Comparing User Activity on two OSM Data Imports Communication Channels

June 19, 2023

6 min read

OpenStreetMap Imports

Data imports in OpenStreetMap are fraught with potential issues. Before importing a dataset, careful consideration must be made to ensure license compatibility, achieve community consensus on tagging norms, and validate the quality of the data being imported.

Mailing List vs. Discourse

Because of these issues, the wiki guidelines for importing data mandate that import plans must be discussed extensively with the community before carrying out any work. Ignoring these guidelines puts you at risk of having your work reverted or possibly being banned from OSM. The wiki also specifically mentions discussion must take place on the Imports Mailing List.

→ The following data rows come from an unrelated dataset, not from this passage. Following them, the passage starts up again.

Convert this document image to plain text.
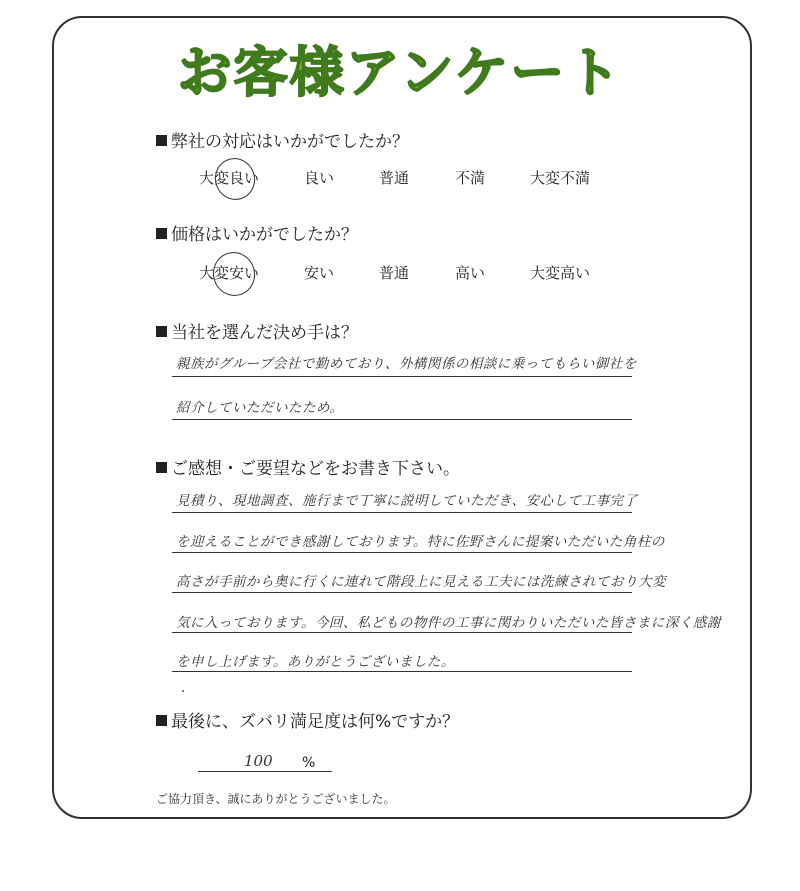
お客様アンケート
弊社の対応はいかがでしたか？
大変良い	良い	普通	不満	大変不満
価格はいかがでしたか？
大変安い	安い	普通	高い	大変高い
当社を選んだ決め手は？
親族がグループ会社で勤めており、外構関係の相談に乗ってもらい御社を
紹介していただいたため。
ご感想・ご要望などをお書き下さい。
見積り、現地調査、施行まで丁寧に説明していただき、安心して工事完了
を迎えることができ感謝しております。特に佐野さんに提案いただいた角柱の
高さが手前から奥に行くに連れて階段上に見える工夫には洗練されており大変
気に入っております。今回、私どもの物件の工事に関わりいただいた皆さまに深く感謝
を申し上げます。ありがとうございました。
最後に、ズバリ満足度は何%ですか？
100 %
ご協力頂き、誠にありがとうございました。
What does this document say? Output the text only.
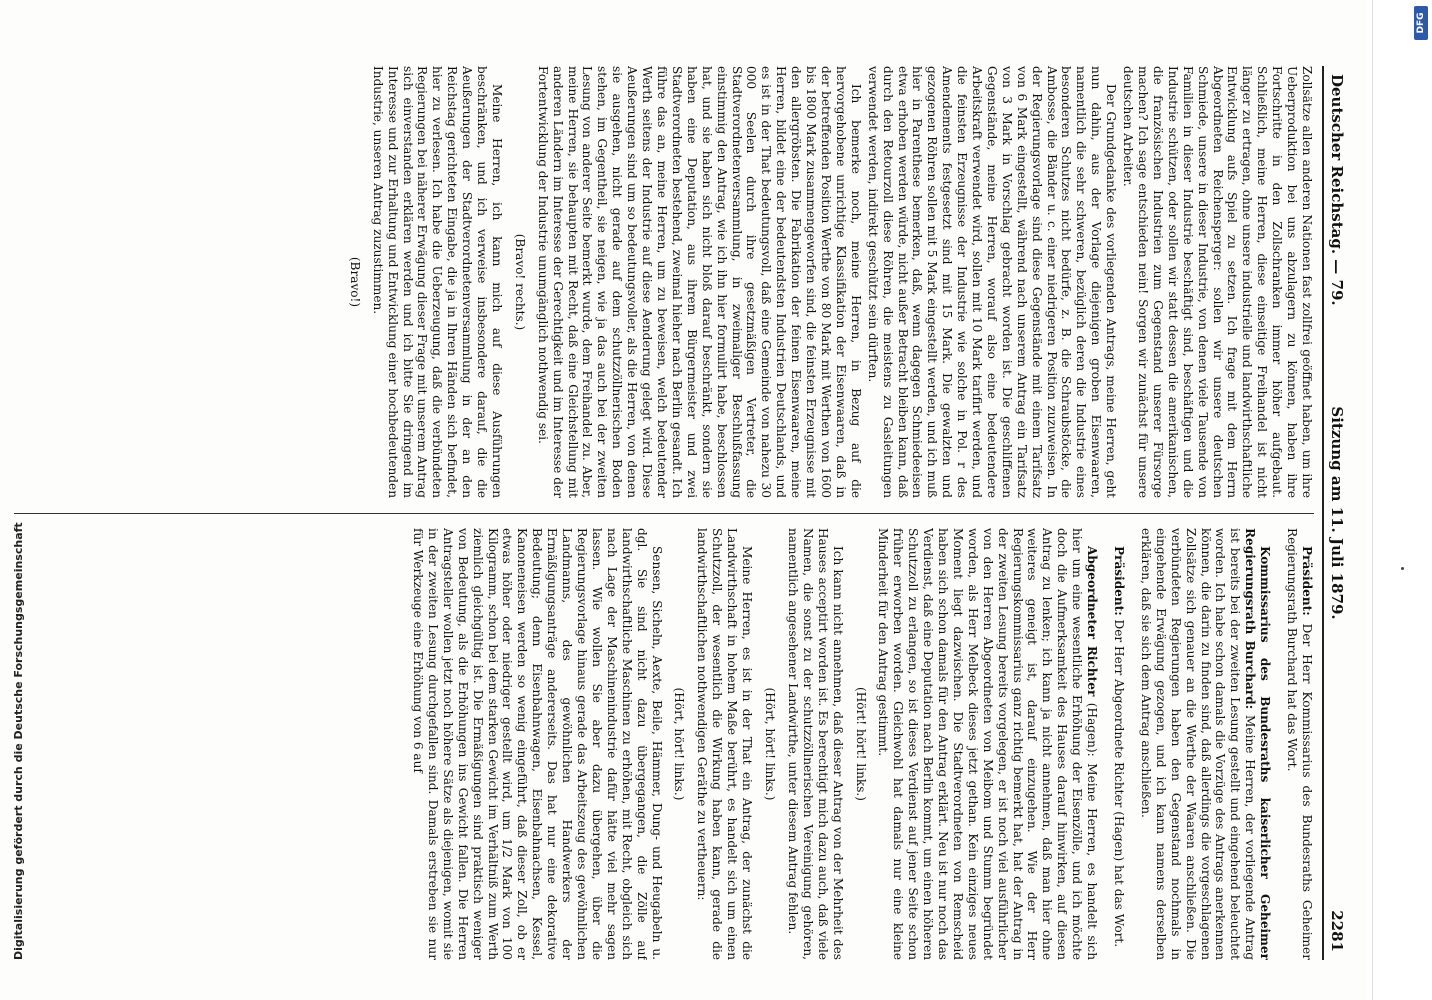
Deutscher Reichstag. — 79.
Sitzung am 11. Juli 1879.
2281

Zollsätze allen anderen Nationen fast zollfrei geöffnet haben, um ihre Ueberproduktion bei uns abzulagern zu können, haben ihre Fortschritte in den Zollschranken immer höher aufgebaut. Schließlich, meine Herren, diese einseitige Freihandel ist nicht länger zu ertragen, ohne unsere industrielle und landwirthschaftliche Entwicklung aufs Spiel zu setzen. Ich frage mit dem Herrn Abgeordneten Reichensperger: sollen wir unsere deutschen Schmiede, unsere in dieser Industrie, von denen viele Tausende von Familien in dieser Industrie beschäftigt sind, beschäftigen und die Industrie schützen, oder sollen wir statt dessen die amerikanischen, die französischen Industrien zum Gegenstand unserer Fürsorge machen? Ich sage entschieden nein! Sorgen wir zunächst für unsere deutschen Arbeiter.

Der Grundgedanke des vorliegenden Antrags, meine Herren, geht nun dahin, aus der Vorlage diejenigen groben Eisenwaaren, namentlich die sehr schweren, bezüglich deren die Industrie eines besonderen Schutzes nicht bedürfe, z. B. die Schraubstöcke, die Ambosse, die Bänder u. c. einer niedrigeren Position zuzuweisen. In der Regierungsvorlage sind diese Gegenstände mit einem Tarifsatz von 6 Mark eingestellt, während nach unserem Antrag ein Tarifsatz von 3 Mark in Vorschlag gebracht worden ist. Die geschliffenen Gegenstände, meine Herren, worauf also eine bedeutendere Arbeitskraft verwendet wird, sollen mit 10 Mark tarifirt werden, und die feinsten Erzeugnisse der Industrie wie solche in Pol. r des Amendements festgesetzt sind mit 15 Mark. Die gewalzten und gezogenen Röhren sollen mit 5 Mark eingestellt werden, und ich muß hier in Parenthese bemerken, daß, wenn dagegen Schmiedeeisen etwa erhoben werden würde, nicht außer Betracht bleiben kann, daß durch den Retourzoll diese Röhren, die meistens zu Gasleitungen verwendet werden, indirekt geschützt sein dürften.

Ich bemerke noch, meine Herren, in Bezug auf die hervorgehobene unrichtige Klassifikation der Eisenwaaren, daß in der betreffenden Position Werthe von 80 Mark mit Werthen von 1600 bis 1800 Mark zusammengeworfen sind, die feinsten Erzeugnisse mit den allergröbsten. Die Fabrikation der feinen Eisenwaaren, meine Herren, bildet eine der bedeutendsten Industrien Deutschlands, und es ist in der That bedeutungsvoll, daß eine Gemeinde von nahezu 30 000 Seelen durch ihre gesetzmäßigen Vertreter, die Stadtverordnetenversammlung, in zweimaliger Beschlußfassung einstimmig den Antrag, wie ich ihn hier formulirt habe, beschlossen hat, und sie haben sich nicht bloß darauf beschränkt, sondern sie haben eine Deputation, aus ihrem Bürgermeister und zwei Stadtverordneten bestehend, zweimal hieher nach Berlin gesandt. Ich führe das an, meine Herren, um zu beweisen, welch bedeutender Werth seitens der Industrie auf diese Aenderung gelegt wird. Diese Aeußerungen sind um so bedeutungsvoller, als die Herren, von denen sie ausgehen, nicht gerade auf dem schutzzöllnerischen Boden stehen, im Gegentheil, sie neigen, wie ja das auch bei der zweiten Lesung von anderer Seite bemerkt wurde, dem Freihandel zu. Aber, meine Herren, sie behaupten mit Recht, daß eine Gleichstellung mit anderen Ländern im Interesse der Gerechtigkeit und im Interesse der Fortentwicklung der Industrie unumgänglich nothwendig sei.

(Bravo! rechts.)

Meine Herren, ich kann mich auf diese Ausführungen beschränken, und ich verweise insbesondere darauf, die die Aeußerungen der Stadtverordnetenversammlung in der an den Reichstag gerichteten Eingabe, die ja in Ihren Händen sich befindet, hier zu verlesen. Ich habe die Ueberzeugung, daß die verbündeten Regierungen bei näherer Erwägung dieser Frage mit unserem Antrag sich einverstanden erklären werden und ich bitte Sie dringend im Interesse und zur Erhaltung und Entwicklung einer hochbedeutenden Industrie, unseren Antrag zuzustimmen.

(Bravo!)

Präsident: Der Herr Kommissarius des Bundesraths Geheimer Regierungsrath Burchard hat das Wort.

Kommissarius des Bundesraths kaiserlicher Geheimer Regierungsrath Burchard: Meine Herren, der vorliegende Antrag ist bereits bei der zweiten Lesung gestellt und eingehend beleuchtet worden. Ich habe schon damals die Vorzüge des Antrags anerkennen können, die darin zu finden sind, daß allerdings die vorgeschlagenen Zollsätze sich genauer an die Werthe der Waaren anschließen. Die verbündeten Regierungen haben den Gegenstand nochmals in eingehende Erwägung gezogen, und ich kann namens derselben erklären, daß sie sich dem Antrag anschließen.

Präsident: Der Herr Abgeordnete Richter (Hagen) hat das Wort.

Abgeordneter Richter (Hagen): Meine Herren, es handelt sich hier um eine wesentliche Erhöhung der Eisenzölle, und ich möchte doch die Aufmerksamkeit des Hauses darauf hinwirken, auf diesen Antrag zu lenken; ich kann ja nicht annehmen, daß man hier ohne weiteres geneigt ist, darauf einzugehen. Wie der Herr Regierungskommissarius ganz richtig bemerkt hat, hat der Antrag in der zweiten Lesung bereits vorgelegen, er ist noch viel ausführlicher von den Herren Abgeordneten von Meibom und Stumm begründet worden, als Herr Melbeck dieses jetzt gethan. Kein einziges neues Moment liegt dazwischen. Die Stadtverordneten von Remscheid haben sich schon damals für den Antrag erklärt. Neu ist nur noch das Verdienst, daß eine Deputation nach Berlin kommt, um einen höheren Schutzzoll zu erlangen, so ist dieses Verdienst auf jener Seite schon früher erworben worden. Gleichwohl hat damals nur eine kleine Minderheit für den Antrag gestimmt.

(Hört! hört! links.)

Ich kann nicht annehmen, daß dieser Antrag von der Mehrheit des Hauses acceptirt worden ist. Es berechtigt mich dazu auch, daß viele Namen, die sonst zu der schutzzöllnerischen Vereinigung gehören, namentlich angesehener Landwirthe, unter diesem Antrag fehlen.

(Hört, hört! links.)

Meine Herren, es ist in der That ein Antrag, der zunächst die Landwirthschaft in hohem Maße berührt, es handelt sich um einen Schutzzoll, der wesentlich die Wirkung haben kann, gerade die landwirthschaftlichen nothwendigen Geräthe zu vertheuern:

(Hört, hört! links.)

Sensen, Sicheln, Aexte, Beile, Hämmer, Dung- und Heugabeln u. dgl. Sie sind nicht dazu übergegangen, die Zölle auf landwirthschaftliche Maschinen zu erhöhen, mit Recht, obgleich sich nach Lage der Maschinenindustrie dafür hätte viel mehr sagen lassen. Wie wollen Sie aber dazu übergehen, über die Regierungsvorlage hinaus gerade das Arbeitszeug des gewöhnlichen Landmanns, des gewöhnlichen Handwerkers der Ermäßigungsanträge andererseits. Das hat nur eine dekorative Bedeutung; denn Eisenbahnwagen, Eisenbahnachsen, Kessel, Kanoneneisen werden so wenig eingeführt, daß dieser Zoll, ob er etwas höher oder niedriger gestellt wird, um 1/2 Mark von 100 Kilogramm, schon bei dem starken Gewicht im Verhältniß zum Werth ziemlich gleichgültig ist. Die Ermäßigungen sind praktisch weniger von Bedeutung, als die Erhöhungen ins Gewicht fallen. Die Herren Antragsteller wollen jetzt noch höhere Sätze als diejenigen, womit sie in der zweiten Lesung durchgefallen sind. Damals erstreben sie nur für Werkzeuge eine Erhöhung von 6 auf

Digitalisierung gefördert durch die Deutsche Forschungsgemeinschaft
DFG
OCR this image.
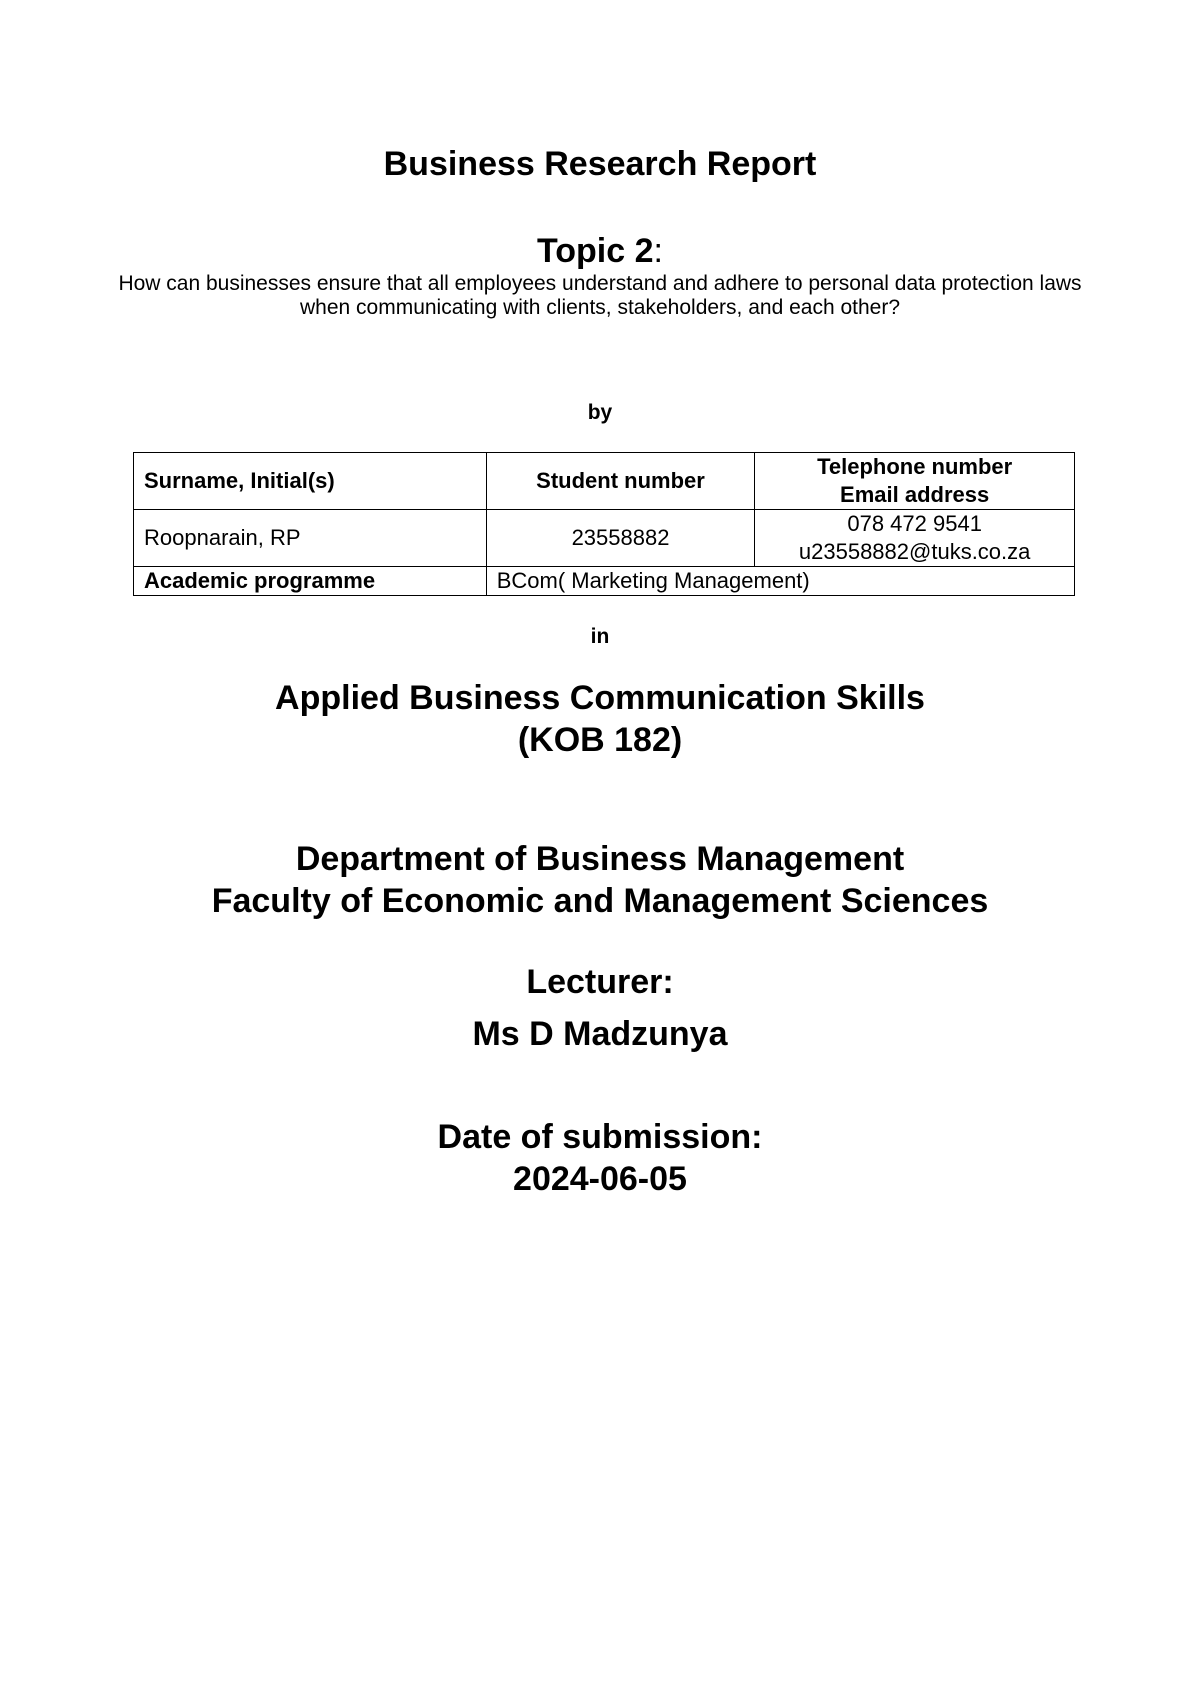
Business Research Report
Topic 2:
How can businesses ensure that all employees understand and adhere to personal data protection laws
when communicating with clients, stakeholders, and each other?
by
Surname, Initial(s)	Student number	Telephone number
Email address

Roopnarain, RP	23558882	078 472 9541
u23558882@tuks.co.za

Academic programme	BCom( Marketing Management)	
in
Applied Business Communication Skills
(KOB 182)
Department of Business Management
Faculty of Economic and Management Sciences
Lecturer:
Ms D Madzunya
Date of submission:
2024-06-05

This mailing list runs GNU Mailman, a piece of software that was originally written in the mid-1990s, according to their docs. The interface is plaintext over email, which is great for efficiency, but does not provide a very modern user experience. It also makes searching for discussions more difficult.

Some users have proposed migrating this mandatory discussion channel to the new forum, which is based on the open source software Discourse. Discourse has a more modern interface, which some consider too bloated with JavaScript.

Mailing List

Mailing list screenshot

Discourse Homepage

Discourse screenshot

Comparing the channels

To help understand how these channels are used, I wrote a few scripts to download the recent activity discussing imports on each channel.

If that doesn't interest you, skip right to the results.

Mailing List

To get the data from the mailing list, I just downloaded the archives for the last ~6 months. Each month is archived as a separate text file.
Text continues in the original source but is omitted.